Future predictions are usually vague. It is not the case with Jonathan Auerbach and Phyllis Wan’s analysis of the expected urban skyline by 2050. They predict(1) the prevalence and nature of skyscrapers in the year 2050 if present trends continue, regarding tall buildings as “random exceedances” over a threshold and using extreme value analysis to characterise their profile.
Skyscraper construction has increased at a remarkably steady rate. The number of skyscrapers exceeding 150 meters and 40 floors has risen eight percent each year since 1950. If this trend continues, 41,000 skyscrapers will surpass 150 meters and 40 floors, an increase of 8% a year, far outpacing the expected urban population growth of 2% a year.
The tallest skyscraper has doubled in height since 1950, yet the height increase of the typical tall skyscraper is not statistically significant. In fact, the same statistical distribution describes the heights of skyscrapers exceeding 225 meters since 1950. Tallest skyscrapers are increasing not because skyscrapers are getting taller but because more buildings are being constructed and thus more buildings are eligible to be the tallest. Assuming the same distribution of skyscraper heights continues to hold:
- The probability a new building will exceed the current tallest building, the Burj Khalifa (828 meters), is estimated to be nearly 100 percent.
- The probability that a new building will exceed the Jeddah Tower (1,000 meters), scheduled to open in 2020, is 77 percent.

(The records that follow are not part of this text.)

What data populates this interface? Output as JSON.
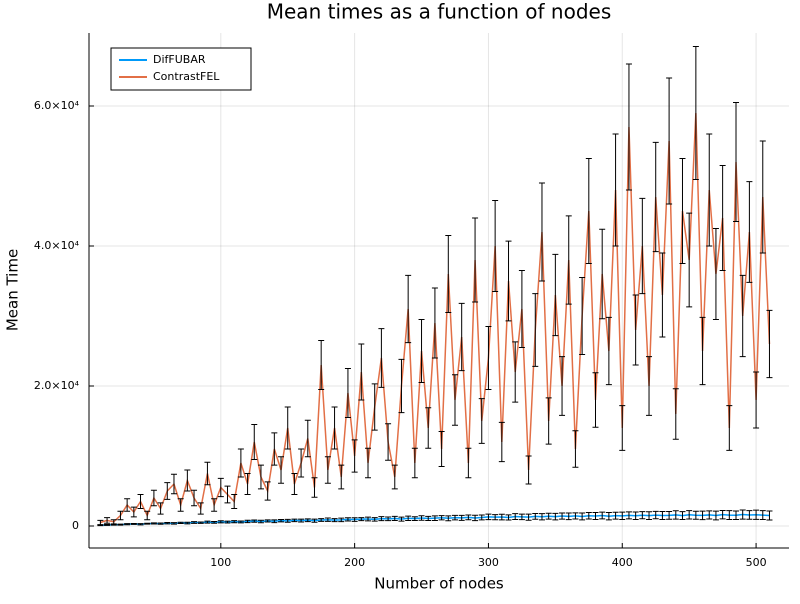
{
  "chart_data": {
    "type": "line",
    "title": "Mean times as a function of nodes",
    "x_label": "Number of nodes",
    "y_label": "Mean Time",
    "x": [
      10,
      15,
      20,
      25,
      30,
      35,
      40,
      45,
      50,
      55,
      60,
      65,
      70,
      75,
      80,
      85,
      90,
      95,
      100,
      105,
      110,
      115,
      120,
      125,
      130,
      135,
      140,
      145,
      150,
      155,
      160,
      165,
      170,
      175,
      180,
      185,
      190,
      195,
      200,
      205,
      210,
      215,
      220,
      225,
      230,
      235,
      240,
      245,
      250,
      255,
      260,
      265,
      270,
      275,
      280,
      285,
      290,
      295,
      300,
      305,
      310,
      315,
      320,
      325,
      330,
      335,
      340,
      345,
      350,
      355,
      360,
      365,
      370,
      375,
      380,
      385,
      390,
      395,
      400,
      405,
      410,
      415,
      420,
      425,
      430,
      435,
      440,
      445,
      450,
      455,
      460,
      465,
      470,
      475,
      480,
      485,
      490,
      495,
      500,
      505,
      510
    ],
    "series": [
      {
        "name": "DifFUBAR",
        "color": "#009af9",
        "values": [
          100,
          150,
          180,
          200,
          260,
          300,
          250,
          330,
          360,
          340,
          400,
          380,
          450,
          420,
          500,
          480,
          550,
          520,
          600,
          560,
          620,
          580,
          660,
          700,
          640,
          720,
          680,
          760,
          740,
          800,
          780,
          820,
          760,
          860,
          900,
          840,
          880,
          950,
          920,
          980,
          1000,
          940,
          1050,
          1020,
          1080,
          980,
          1100,
          1060,
          1150,
          1080,
          1120,
          1180,
          1100,
          1200,
          1160,
          1240,
          1150,
          1220,
          1300,
          1260,
          1280,
          1220,
          1350,
          1300,
          1260,
          1380,
          1320,
          1400,
          1340,
          1420,
          1380,
          1440,
          1360,
          1460,
          1420,
          1500,
          1400,
          1480,
          1450,
          1520,
          1460,
          1540,
          1480,
          1560,
          1500,
          1520,
          1580,
          1490,
          1600,
          1540,
          1520,
          1580,
          1500,
          1620,
          1560,
          1540,
          1640,
          1580,
          1600,
          1560,
          1500
        ],
        "errors": [
          50,
          60,
          50,
          70,
          80,
          60,
          90,
          70,
          80,
          90,
          100,
          110,
          90,
          120,
          130,
          100,
          140,
          120,
          150,
          130,
          150,
          140,
          170,
          160,
          180,
          150,
          190,
          170,
          200,
          180,
          210,
          190,
          220,
          200,
          240,
          210,
          250,
          230,
          260,
          220,
          270,
          250,
          290,
          260,
          300,
          280,
          310,
          270,
          320,
          300,
          330,
          310,
          350,
          320,
          360,
          340,
          380,
          350,
          390,
          360,
          400,
          370,
          420,
          390,
          430,
          410,
          450,
          420,
          460,
          430,
          470,
          440,
          490,
          460,
          500,
          480,
          520,
          490,
          530,
          500,
          540,
          510,
          560,
          530,
          570,
          550,
          590,
          560,
          600,
          570,
          610,
          580,
          620,
          600,
          640,
          610,
          650,
          620,
          660,
          630,
          640
        ]
      },
      {
        "name": "ContrastFEL",
        "color": "#e26f46",
        "values": [
          500,
          800,
          600,
          1500,
          3000,
          2000,
          3500,
          1500,
          4000,
          2500,
          5000,
          6000,
          3000,
          6500,
          4000,
          2500,
          7500,
          3000,
          5500,
          4500,
          3500,
          9000,
          6000,
          12000,
          7000,
          5000,
          11000,
          8000,
          14000,
          6000,
          9000,
          12500,
          5500,
          23000,
          8000,
          14000,
          7000,
          19000,
          10000,
          22000,
          9000,
          17000,
          24000,
          12000,
          7000,
          20000,
          31000,
          9000,
          25000,
          14000,
          29000,
          11000,
          36000,
          18000,
          27000,
          9000,
          38000,
          15000,
          24000,
          40000,
          12000,
          35000,
          22000,
          31000,
          8000,
          28000,
          42000,
          15000,
          33000,
          20000,
          38000,
          11000,
          30000,
          45000,
          18000,
          36000,
          25000,
          48000,
          14000,
          57000,
          28000,
          40000,
          20000,
          47000,
          33000,
          55000,
          16000,
          45000,
          38000,
          59000,
          25000,
          48000,
          36000,
          44000,
          14000,
          52000,
          30000,
          42000,
          18000,
          47000,
          26000
        ],
        "errors": [
          300,
          400,
          300,
          600,
          900,
          700,
          1000,
          600,
          1100,
          800,
          1200,
          1400,
          900,
          1500,
          1100,
          800,
          1600,
          900,
          1300,
          1200,
          1000,
          2000,
          1500,
          2500,
          1700,
          1300,
          2300,
          1900,
          3000,
          1500,
          2000,
          2600,
          1400,
          3500,
          1900,
          3000,
          1700,
          3500,
          2300,
          4000,
          2100,
          3300,
          4200,
          2600,
          1700,
          3800,
          4800,
          2100,
          4500,
          2900,
          5000,
          2500,
          5500,
          3600,
          4800,
          2100,
          6000,
          3200,
          4500,
          6500,
          2800,
          5700,
          4300,
          5500,
          2000,
          5200,
          7000,
          3300,
          5800,
          4200,
          6300,
          2600,
          5500,
          7500,
          3900,
          6400,
          4800,
          8000,
          3200,
          9000,
          5000,
          6800,
          4200,
          7800,
          6000,
          9000,
          3600,
          7500,
          6700,
          9500,
          4800,
          8000,
          6500,
          7500,
          3200,
          8500,
          5800,
          7200,
          4000,
          8000,
          4800
        ]
      }
    ],
    "error_bar_color": "#000000",
    "xlim": [
      1.5,
      524.6
    ],
    "xticks": [
      100,
      200,
      300,
      400,
      500
    ],
    "ylim": [
      -3143,
      70429
    ],
    "yticks": [
      0,
      {
        "value": 20000,
        "label": "2.0×10⁴"
      },
      {
        "value": 40000,
        "label": "4.0×10⁴"
      },
      {
        "value": 60000,
        "label": "6.0×10⁴"
      }
    ],
    "grid": true,
    "legend": "top-left"
  }
}
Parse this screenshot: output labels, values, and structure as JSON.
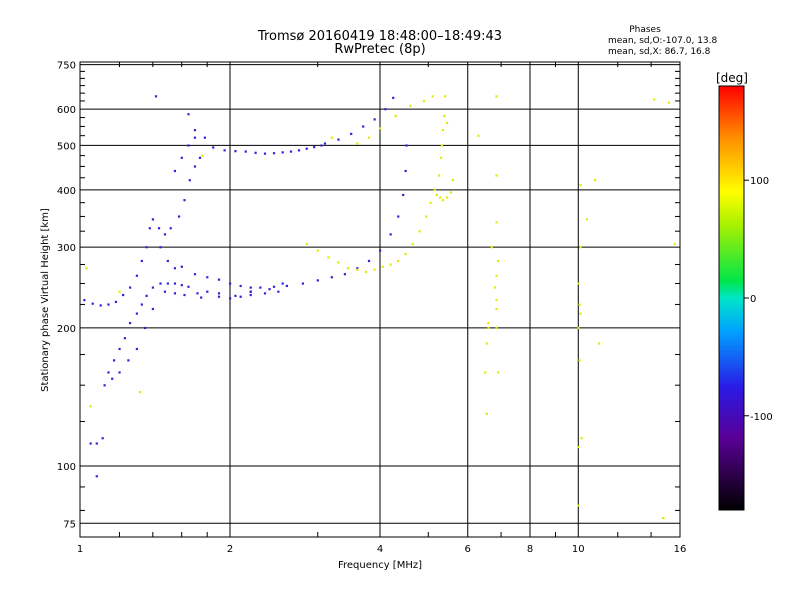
{
  "chart_data": {
    "type": "scatter",
    "title": "Tromsø 20160419 18:48:00–18:49:43",
    "subtitle": "RwPretec (8p)",
    "xlabel": "Frequency [MHz]",
    "ylabel": "Stationary phase Virtual Height [km]",
    "x_scale": "log",
    "y_scale": "log",
    "xlim": [
      1,
      16
    ],
    "ylim": [
      70,
      760
    ],
    "grid": true,
    "x_ticks": [
      "1",
      "2",
      "4",
      "6",
      "8",
      "10",
      "16"
    ],
    "y_ticks": [
      "75",
      "100",
      "200",
      "300",
      "400",
      "500",
      "600",
      "750"
    ],
    "phases_legend": {
      "heading": "Phases",
      "line_o": "mean, sd,O:-107.0, 13.8",
      "line_x": "mean, sd,X:  86.7, 16.8"
    },
    "colorbar": {
      "label": "[deg]",
      "range": [
        -180,
        180
      ],
      "tick_labels": [
        "100",
        "0",
        "-100"
      ]
    },
    "series": [
      {
        "name": "",
        "points": [
          [
            1.05,
            112
          ],
          [
            1.08,
            112
          ],
          [
            1.11,
            115
          ],
          [
            1.02,
            230
          ],
          [
            1.06,
            226
          ],
          [
            1.1,
            224
          ],
          [
            1.14,
            225
          ],
          [
            1.18,
            228
          ],
          [
            1.22,
            236
          ],
          [
            1.26,
            245
          ],
          [
            1.3,
            260
          ],
          [
            1.33,
            280
          ],
          [
            1.36,
            300
          ],
          [
            1.38,
            330
          ],
          [
            1.4,
            345
          ],
          [
            1.44,
            330
          ],
          [
            1.48,
            320
          ],
          [
            1.52,
            330
          ],
          [
            1.58,
            350
          ],
          [
            1.62,
            380
          ],
          [
            1.66,
            420
          ],
          [
            1.7,
            450
          ],
          [
            1.74,
            470
          ],
          [
            1.14,
            160
          ],
          [
            1.17,
            170
          ],
          [
            1.2,
            180
          ],
          [
            1.23,
            190
          ],
          [
            1.26,
            205
          ],
          [
            1.3,
            215
          ],
          [
            1.33,
            225
          ],
          [
            1.36,
            235
          ],
          [
            1.4,
            245
          ],
          [
            1.45,
            250
          ],
          [
            1.5,
            250
          ],
          [
            1.55,
            250
          ],
          [
            1.6,
            248
          ],
          [
            1.65,
            246
          ],
          [
            1.12,
            150
          ],
          [
            1.16,
            155
          ],
          [
            1.2,
            160
          ],
          [
            1.25,
            170
          ],
          [
            1.3,
            180
          ],
          [
            1.35,
            200
          ],
          [
            1.4,
            220
          ],
          [
            1.48,
            240
          ],
          [
            1.55,
            238
          ],
          [
            1.62,
            236
          ],
          [
            1.72,
            238
          ],
          [
            1.8,
            240
          ],
          [
            1.9,
            238
          ],
          [
            2.0,
            232
          ],
          [
            2.1,
            234
          ],
          [
            2.2,
            240
          ],
          [
            2.3,
            245
          ],
          [
            2.45,
            246
          ],
          [
            2.6,
            247
          ],
          [
            1.45,
            300
          ],
          [
            1.5,
            280
          ],
          [
            1.55,
            270
          ],
          [
            1.6,
            272
          ],
          [
            1.7,
            262
          ],
          [
            1.8,
            258
          ],
          [
            1.9,
            255
          ],
          [
            2.0,
            250
          ],
          [
            2.1,
            247
          ],
          [
            2.2,
            245
          ],
          [
            1.75,
            233
          ],
          [
            1.9,
            234
          ],
          [
            2.05,
            235
          ],
          [
            2.2,
            236
          ],
          [
            2.35,
            238
          ],
          [
            2.5,
            240
          ],
          [
            1.65,
            585
          ],
          [
            1.7,
            540
          ],
          [
            1.78,
            520
          ],
          [
            1.85,
            495
          ],
          [
            1.95,
            488
          ],
          [
            2.05,
            486
          ],
          [
            2.15,
            485
          ],
          [
            2.25,
            482
          ],
          [
            2.35,
            480
          ],
          [
            2.45,
            481
          ],
          [
            2.55,
            483
          ],
          [
            2.65,
            485
          ],
          [
            2.75,
            488
          ],
          [
            2.85,
            492
          ],
          [
            2.95,
            496
          ],
          [
            3.05,
            500
          ],
          [
            1.55,
            440
          ],
          [
            1.6,
            470
          ],
          [
            1.65,
            500
          ],
          [
            1.7,
            520
          ],
          [
            2.8,
            250
          ],
          [
            3.0,
            254
          ],
          [
            3.2,
            258
          ],
          [
            3.4,
            262
          ],
          [
            3.6,
            270
          ],
          [
            3.8,
            280
          ],
          [
            4.0,
            295
          ],
          [
            4.2,
            320
          ],
          [
            4.35,
            350
          ],
          [
            4.45,
            390
          ],
          [
            4.5,
            440
          ],
          [
            4.52,
            500
          ],
          [
            3.1,
            505
          ],
          [
            3.3,
            515
          ],
          [
            3.5,
            530
          ],
          [
            3.7,
            550
          ],
          [
            3.9,
            570
          ],
          [
            4.1,
            600
          ],
          [
            4.25,
            635
          ],
          [
            2.2,
            240
          ],
          [
            2.4,
            243
          ],
          [
            2.55,
            250
          ],
          [
            1.42,
            640
          ],
          [
            1.08,
            95
          ]
        ]
      },
      {
        "name": "",
        "points": [
          [
            2.85,
            305
          ],
          [
            3.0,
            295
          ],
          [
            3.15,
            285
          ],
          [
            3.3,
            278
          ],
          [
            3.45,
            270
          ],
          [
            3.6,
            268
          ],
          [
            3.75,
            265
          ],
          [
            3.9,
            268
          ],
          [
            4.05,
            272
          ],
          [
            4.2,
            275
          ],
          [
            4.35,
            280
          ],
          [
            4.5,
            290
          ],
          [
            4.65,
            305
          ],
          [
            4.8,
            325
          ],
          [
            4.95,
            350
          ],
          [
            5.05,
            375
          ],
          [
            5.15,
            400
          ],
          [
            5.2,
            390
          ],
          [
            5.28,
            385
          ],
          [
            5.35,
            380
          ],
          [
            5.45,
            385
          ],
          [
            5.55,
            395
          ],
          [
            5.6,
            420
          ],
          [
            5.32,
            500
          ],
          [
            5.35,
            540
          ],
          [
            5.38,
            580
          ],
          [
            5.4,
            640
          ],
          [
            5.45,
            560
          ],
          [
            5.3,
            470
          ],
          [
            5.25,
            430
          ],
          [
            3.6,
            505
          ],
          [
            3.8,
            520
          ],
          [
            4.0,
            545
          ],
          [
            4.3,
            580
          ],
          [
            4.6,
            610
          ],
          [
            4.9,
            625
          ],
          [
            5.1,
            640
          ],
          [
            3.2,
            520
          ],
          [
            1.03,
            270
          ],
          [
            1.2,
            240
          ],
          [
            1.05,
            135
          ],
          [
            1.32,
            145
          ],
          [
            1.76,
            475
          ],
          [
            6.3,
            525
          ],
          [
            6.6,
            200
          ],
          [
            6.6,
            205
          ],
          [
            6.55,
            185
          ],
          [
            6.5,
            160
          ],
          [
            6.55,
            130
          ],
          [
            6.7,
            300
          ],
          [
            6.85,
            640
          ],
          [
            6.85,
            430
          ],
          [
            6.85,
            340
          ],
          [
            6.9,
            280
          ],
          [
            6.85,
            260
          ],
          [
            6.8,
            245
          ],
          [
            6.85,
            230
          ],
          [
            6.85,
            220
          ],
          [
            6.85,
            200
          ],
          [
            6.9,
            160
          ],
          [
            10.1,
            410
          ],
          [
            10.4,
            345
          ],
          [
            10.8,
            420
          ],
          [
            11.0,
            185
          ],
          [
            10.1,
            300
          ],
          [
            10.0,
            250
          ],
          [
            10.05,
            225
          ],
          [
            10.1,
            215
          ],
          [
            10.0,
            200
          ],
          [
            10.05,
            170
          ],
          [
            10.15,
            115
          ],
          [
            10.0,
            110
          ],
          [
            10.0,
            82
          ],
          [
            14.2,
            630
          ],
          [
            15.2,
            620
          ],
          [
            15.6,
            305
          ],
          [
            14.8,
            77
          ]
        ]
      }
    ]
  }
}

- The probability that a new building will exceed one mile is 9 percent.
If a mile-high skyscraper is constructed, we predict it will hold fewer occupants than many mile-highs currently designed. We predict roughly three-quarters the number of floors of the Mile-High Tower, two-thirds of Next Tokyo’s Sky Mile Tower, and half the floors of Frank Lloyd Wright’s The Illinois—three prominent plans of the mile-high skyscraper vision. However, we anticipate the relationship between floor and height will vary considerably across cities.